Après tant d’années, est-il encore nécessaire de louer et d’acclamer la gouaille, la sincérité et la générosité sans borne de Marie-Nicole Lemieux ? Oui ! Les performances de la contralto canadienne sont d’une réjouissance perpétuelle, autant pour son dramatisme extravagant que pour sa poésie à fleur de peau. Stéphane Fuget et son ensemble Les Épopées naviguent à ses côtés à Bozar pour un récital au titre évocateur : « Enchanteresses ». On apprendra, à la suite de la prise de parole de la chanteuse en fin de concert, que son incursion ce soir dans le baroque français est une toute nouvelle expérience pour elle, fruit d’une proposition de Stéphane Fuget il y a de cela trois ans.

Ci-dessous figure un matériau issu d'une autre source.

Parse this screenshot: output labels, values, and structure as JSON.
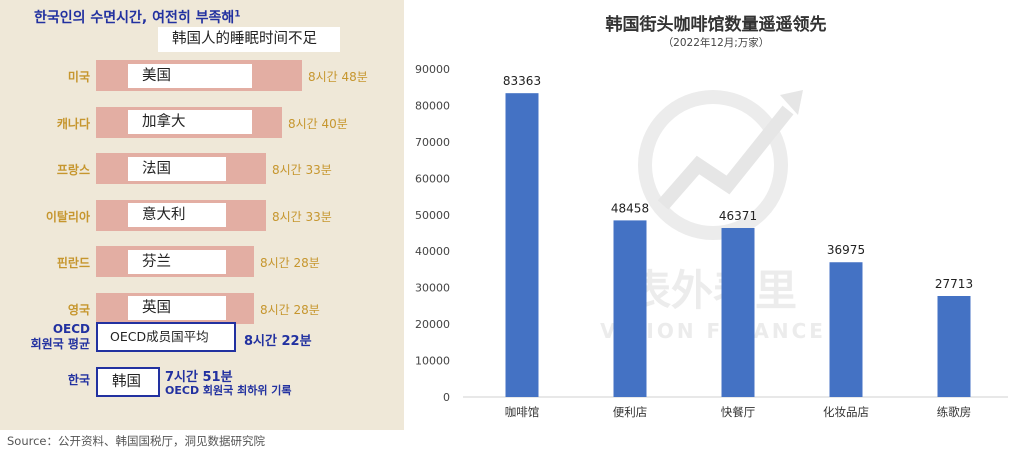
{
  "left_panel": {
    "title_ko": "한국인의 수면시간, 여전히 부족해",
    "title_sup": "1",
    "subtitle_zh": "韩国人的睡眠时间不足",
    "rows": [
      {
        "name_ko": "미국",
        "name_zh": "美国",
        "value_label": "8시간 48분",
        "hours": 8.8
      },
      {
        "name_ko": "캐나다",
        "name_zh": "加拿大",
        "value_label": "8시간 40분",
        "hours": 8.667
      },
      {
        "name_ko": "프랑스",
        "name_zh": "法国",
        "value_label": "8시간 33분",
        "hours": 8.55
      },
      {
        "name_ko": "이탈리아",
        "name_zh": "意大利",
        "value_label": "8시간 33분",
        "hours": 8.55
      },
      {
        "name_ko": "핀란드",
        "name_zh": "芬兰",
        "value_label": "8시간 28분",
        "hours": 8.467
      },
      {
        "name_ko": "영국",
        "name_zh": "英国",
        "value_label": "8시간 28분",
        "hours": 8.467
      }
    ],
    "oecd": {
      "name_ko_line1": "OECD",
      "name_ko_line2": "회원국 평균",
      "name_zh": "OECD成员国平均",
      "value_label": "8시간 22분",
      "hours": 8.367
    },
    "korea": {
      "name_ko": "한국",
      "name_zh": "韩国",
      "value_label": "7시간 51분",
      "note": "OECD 회원국 최하위 기록",
      "hours": 7.85
    }
  },
  "chart_data": {
    "type": "bar",
    "title": "韩国街头咖啡馆数量遥遥领先",
    "subtitle": "（2022年12月;万家）",
    "categories": [
      "咖啡馆",
      "便利店",
      "快餐厅",
      "化妆品店",
      "练歌房"
    ],
    "values": [
      83363,
      48458,
      46371,
      36975,
      27713
    ],
    "ylim": [
      0,
      90000
    ],
    "yticks": [
      0,
      10000,
      20000,
      30000,
      40000,
      50000,
      60000,
      70000,
      80000,
      90000
    ],
    "grid": false,
    "legend": "none",
    "bar_color": "#4472c4"
  },
  "watermark": {
    "line1": "表外表里",
    "line2": "VISION FINANCE"
  },
  "source": "Source：公开资料、韩国国税厅，洞见数据研究院"
}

Ces dernières années, Les Épopées ont pu faire leurs armes dans ce répertoire exigeant et injustement méconnu ; d’une part car c’est un claveciniste, chef de chant et éminent spécialiste de la musique de Charpentier qui est à leur tête et d’autre part car ils sont, depuis 2020, en résidence au Château de Versailles. Il ressort de leur jeu une élégance évidente, une grâce, une subtilité et une lumière qui forcent l’admiration. Tant dans les ouvertures à la françaises, très rythmées, que dans les airs plus intimistes, on retrouve la noblesse et la clarté inhérentes à la musique lyrique française des années 1700. Malgré tout, il manque ce je-ne-sais-quoi de folie, de piquant et d’ardeur : la matière orchestrale demeure plutôt lisse alors qu’on aurait aimé y trouver parfois de la verdeur et de la rugosité. L’obsession nécessaire mais parfois inhibante du chef pour l’équilibre et l’élégance finit malheureusement par noyer les autres pendants de cette musique que sont la danse et une certaine insolence.

Marie-Nicole Lemieux
© Geneviève Lesieur

D’insolence et de piquant, Marie-Nicole Lemieux quant à elle n'en manque évidemment pas. Elle parvient à empoigner cette musique avec grande conviction – quitte à parfois verser dans l’excès, dans le style comme dans la stabilité vocale. Le désespoir et la fureur des puissantes magiciennes trouvent une incarnation saisissante dans l’énergie débridée de la contralto canadienne, qui choisit de présenter ces fascinantes anti-héroïnes à la dramaturgie parfois complexe dans un éventail étendu d’interprétations : Médée est d’une tendresse maternelle bouleversante alors qu’Argine ou Circé se rapproche davantage de la sorcière grandiloquente et ricanante.

Certaines scènes semblent pourtant moins inspirées que d’autres : on retiendra plus volontiers les airs foudroyants issus d'Omphale d’André Cardinal Destouches plutôt que la légère monotonie du Médée et Jason de François-Joseph Salomon, par exemple. En dépit de la faiblesse de certains extraits, Marie-Nicole Lemieux nous emporte avec ses éclats dramatiques dignes des plus grandes actrices du début du siècle dernier, mais pas seulement : entre les exclamations et les sanglots se cachent une infinité de subtilités, une nuance, une consonne projetée, une couleur inattendue, cette myriade de détails qui se fondent ensuite dans un océan de sincérité – ce qui fait tout le succès de cette grande artiste. Debout et bruyant comme il l’est rarement, le public de Bozar réclamera trois bis. C’est donc sur les doux accents de l’air « Quel prix de mon amour », de Médée de Charpentier, que s’achèvera cette soirée pour le moins haute en couleur.